Walt Mossberg, Wall Street Journal: "Both Motorola's hardware and Google's new software are impressive and, after testing it for about a week, I believe the Xoom beats the first-generation iPad in certain respects, though it lags in others... As much as I like the Xoom and Honeycomb, I'd advise consumers to wait to see what Apple has up its sleeve next before committing to a higher price for the Motorola product."
David Pogue, New York Times: "If you're interested in a tablet, you'd be wise to wait a couple of months. You'll want to consider whatever Apple has up its sleeve for the iPad's second coming, of course, but also Research in Motion's business-oriented BlackBerry PlayBook and Hewlett-Packard's juicy-looking TouchPad tablet, which runs the webOS software (originally designed by ex-Apple engineers for the Palm Pre smartphone)... It's not crystal-clear at this point why the world needs all of these competing tablets, each with different operating systems and app stores. There's not enough differentiation to justify the coming onslaught of models; most of these companies seem to cranking out tablets just so they can say, "We have an iPad thingie, too!"

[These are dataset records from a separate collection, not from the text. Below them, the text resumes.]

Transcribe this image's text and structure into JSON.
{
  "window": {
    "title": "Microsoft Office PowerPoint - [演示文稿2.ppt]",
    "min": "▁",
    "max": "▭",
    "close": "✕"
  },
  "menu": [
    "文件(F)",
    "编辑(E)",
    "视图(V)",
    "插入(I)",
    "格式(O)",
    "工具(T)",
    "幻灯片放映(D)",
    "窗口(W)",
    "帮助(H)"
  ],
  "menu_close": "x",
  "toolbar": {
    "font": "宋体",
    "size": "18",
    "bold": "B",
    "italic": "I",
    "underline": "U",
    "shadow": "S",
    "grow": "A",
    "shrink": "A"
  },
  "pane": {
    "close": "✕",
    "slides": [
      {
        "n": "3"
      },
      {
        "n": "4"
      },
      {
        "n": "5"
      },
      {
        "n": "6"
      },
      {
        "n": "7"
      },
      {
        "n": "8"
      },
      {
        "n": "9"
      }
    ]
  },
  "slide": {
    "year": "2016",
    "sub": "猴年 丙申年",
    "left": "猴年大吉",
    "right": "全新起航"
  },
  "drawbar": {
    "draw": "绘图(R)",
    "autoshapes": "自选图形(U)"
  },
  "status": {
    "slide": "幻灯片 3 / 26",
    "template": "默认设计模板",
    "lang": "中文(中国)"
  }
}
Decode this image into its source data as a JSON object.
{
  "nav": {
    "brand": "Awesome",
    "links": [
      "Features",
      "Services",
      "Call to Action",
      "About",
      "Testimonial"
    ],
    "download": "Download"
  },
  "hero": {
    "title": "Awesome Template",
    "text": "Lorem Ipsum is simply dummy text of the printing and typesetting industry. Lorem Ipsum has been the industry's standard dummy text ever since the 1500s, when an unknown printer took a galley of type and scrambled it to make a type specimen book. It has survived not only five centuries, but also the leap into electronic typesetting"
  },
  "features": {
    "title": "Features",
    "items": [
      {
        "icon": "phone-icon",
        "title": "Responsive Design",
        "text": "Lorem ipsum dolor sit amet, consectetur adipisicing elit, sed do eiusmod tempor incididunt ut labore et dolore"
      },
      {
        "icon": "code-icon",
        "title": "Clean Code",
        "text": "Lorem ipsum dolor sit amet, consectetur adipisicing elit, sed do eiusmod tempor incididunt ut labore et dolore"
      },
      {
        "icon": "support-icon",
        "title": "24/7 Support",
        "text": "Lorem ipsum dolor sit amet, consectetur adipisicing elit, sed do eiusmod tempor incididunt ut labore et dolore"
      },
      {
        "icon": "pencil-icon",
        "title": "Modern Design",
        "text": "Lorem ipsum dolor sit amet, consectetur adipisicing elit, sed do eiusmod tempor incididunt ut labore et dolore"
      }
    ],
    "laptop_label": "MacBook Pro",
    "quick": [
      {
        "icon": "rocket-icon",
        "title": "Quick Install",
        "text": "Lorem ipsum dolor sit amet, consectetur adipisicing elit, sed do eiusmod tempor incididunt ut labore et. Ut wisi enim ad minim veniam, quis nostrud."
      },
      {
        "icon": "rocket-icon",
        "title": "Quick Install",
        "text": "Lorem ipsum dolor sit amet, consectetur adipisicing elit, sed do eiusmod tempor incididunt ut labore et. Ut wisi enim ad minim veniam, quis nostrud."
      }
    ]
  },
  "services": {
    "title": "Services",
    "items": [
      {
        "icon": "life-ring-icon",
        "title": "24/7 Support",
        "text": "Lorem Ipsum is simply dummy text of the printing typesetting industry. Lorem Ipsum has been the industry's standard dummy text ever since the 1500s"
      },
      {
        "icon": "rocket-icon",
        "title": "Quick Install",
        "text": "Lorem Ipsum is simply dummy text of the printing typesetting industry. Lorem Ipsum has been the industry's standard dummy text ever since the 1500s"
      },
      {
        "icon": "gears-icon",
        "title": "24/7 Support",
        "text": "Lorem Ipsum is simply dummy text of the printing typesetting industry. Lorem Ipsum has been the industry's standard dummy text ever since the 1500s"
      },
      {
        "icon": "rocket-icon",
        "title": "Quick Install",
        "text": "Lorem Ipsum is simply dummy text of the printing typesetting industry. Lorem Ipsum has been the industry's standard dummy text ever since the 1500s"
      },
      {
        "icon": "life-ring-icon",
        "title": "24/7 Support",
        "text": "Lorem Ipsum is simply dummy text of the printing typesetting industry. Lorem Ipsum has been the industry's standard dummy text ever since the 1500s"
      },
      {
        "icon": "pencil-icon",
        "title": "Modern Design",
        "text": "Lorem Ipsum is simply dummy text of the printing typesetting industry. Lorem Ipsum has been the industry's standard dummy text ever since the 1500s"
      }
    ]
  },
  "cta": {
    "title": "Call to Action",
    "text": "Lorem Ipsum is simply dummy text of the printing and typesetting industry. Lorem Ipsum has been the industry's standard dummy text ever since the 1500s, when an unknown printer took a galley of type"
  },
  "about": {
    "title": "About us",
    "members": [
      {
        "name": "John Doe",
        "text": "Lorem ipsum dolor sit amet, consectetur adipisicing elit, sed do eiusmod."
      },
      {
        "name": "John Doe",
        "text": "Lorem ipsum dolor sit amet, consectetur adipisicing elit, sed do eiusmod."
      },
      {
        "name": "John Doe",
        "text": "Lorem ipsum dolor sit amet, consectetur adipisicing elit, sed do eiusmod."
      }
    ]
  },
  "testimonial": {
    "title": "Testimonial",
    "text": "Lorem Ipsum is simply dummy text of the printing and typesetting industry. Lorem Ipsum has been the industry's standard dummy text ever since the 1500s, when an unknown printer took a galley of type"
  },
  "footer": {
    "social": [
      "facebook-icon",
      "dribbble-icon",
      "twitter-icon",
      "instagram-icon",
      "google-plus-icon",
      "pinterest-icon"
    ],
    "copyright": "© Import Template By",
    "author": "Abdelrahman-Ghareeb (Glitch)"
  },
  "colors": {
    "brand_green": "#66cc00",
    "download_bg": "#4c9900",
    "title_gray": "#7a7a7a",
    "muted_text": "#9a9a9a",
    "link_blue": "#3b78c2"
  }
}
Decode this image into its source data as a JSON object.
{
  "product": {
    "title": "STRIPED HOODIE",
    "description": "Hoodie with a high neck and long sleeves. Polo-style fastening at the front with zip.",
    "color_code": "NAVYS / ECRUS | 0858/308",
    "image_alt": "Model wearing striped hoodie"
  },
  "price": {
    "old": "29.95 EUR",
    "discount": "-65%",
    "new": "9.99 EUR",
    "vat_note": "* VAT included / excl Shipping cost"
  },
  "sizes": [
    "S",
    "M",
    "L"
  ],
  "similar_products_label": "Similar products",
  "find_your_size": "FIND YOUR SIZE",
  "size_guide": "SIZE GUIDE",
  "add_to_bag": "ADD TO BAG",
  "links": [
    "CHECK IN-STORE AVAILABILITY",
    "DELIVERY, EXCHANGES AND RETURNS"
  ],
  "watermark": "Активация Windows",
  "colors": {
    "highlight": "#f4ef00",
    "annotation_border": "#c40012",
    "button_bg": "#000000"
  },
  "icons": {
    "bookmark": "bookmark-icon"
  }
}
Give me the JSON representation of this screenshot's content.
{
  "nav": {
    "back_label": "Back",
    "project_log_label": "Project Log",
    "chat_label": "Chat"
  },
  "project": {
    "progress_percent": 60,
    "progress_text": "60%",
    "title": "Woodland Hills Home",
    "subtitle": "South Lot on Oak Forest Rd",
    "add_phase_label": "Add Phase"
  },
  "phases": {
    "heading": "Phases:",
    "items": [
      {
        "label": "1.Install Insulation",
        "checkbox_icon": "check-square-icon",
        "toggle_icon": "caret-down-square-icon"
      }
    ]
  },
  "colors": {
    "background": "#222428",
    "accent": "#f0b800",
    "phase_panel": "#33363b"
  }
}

Joshua Topolsky, Engadget: "On the plus side (and it is a big plus), the Xoom feels much more like a real netbook or laptop replacement. Being able to multitask in the manner Google has devised, having properly running background tasks, and real, unobtrusive notifications feels really, really good in the tablet form factor... Is the Xoom a real competitor to the iPad? Absolutely. In fact, it outclasses the iPad in many ways. Still, the end user experience isn't nearly where it needs to be, and until Google paints its tablet strategy and software picture more clearly, we'd suggest a wait-and-see approach. Honeycomb and the Xoom are spectacular -- unfortunately they're a spectacular work in progress."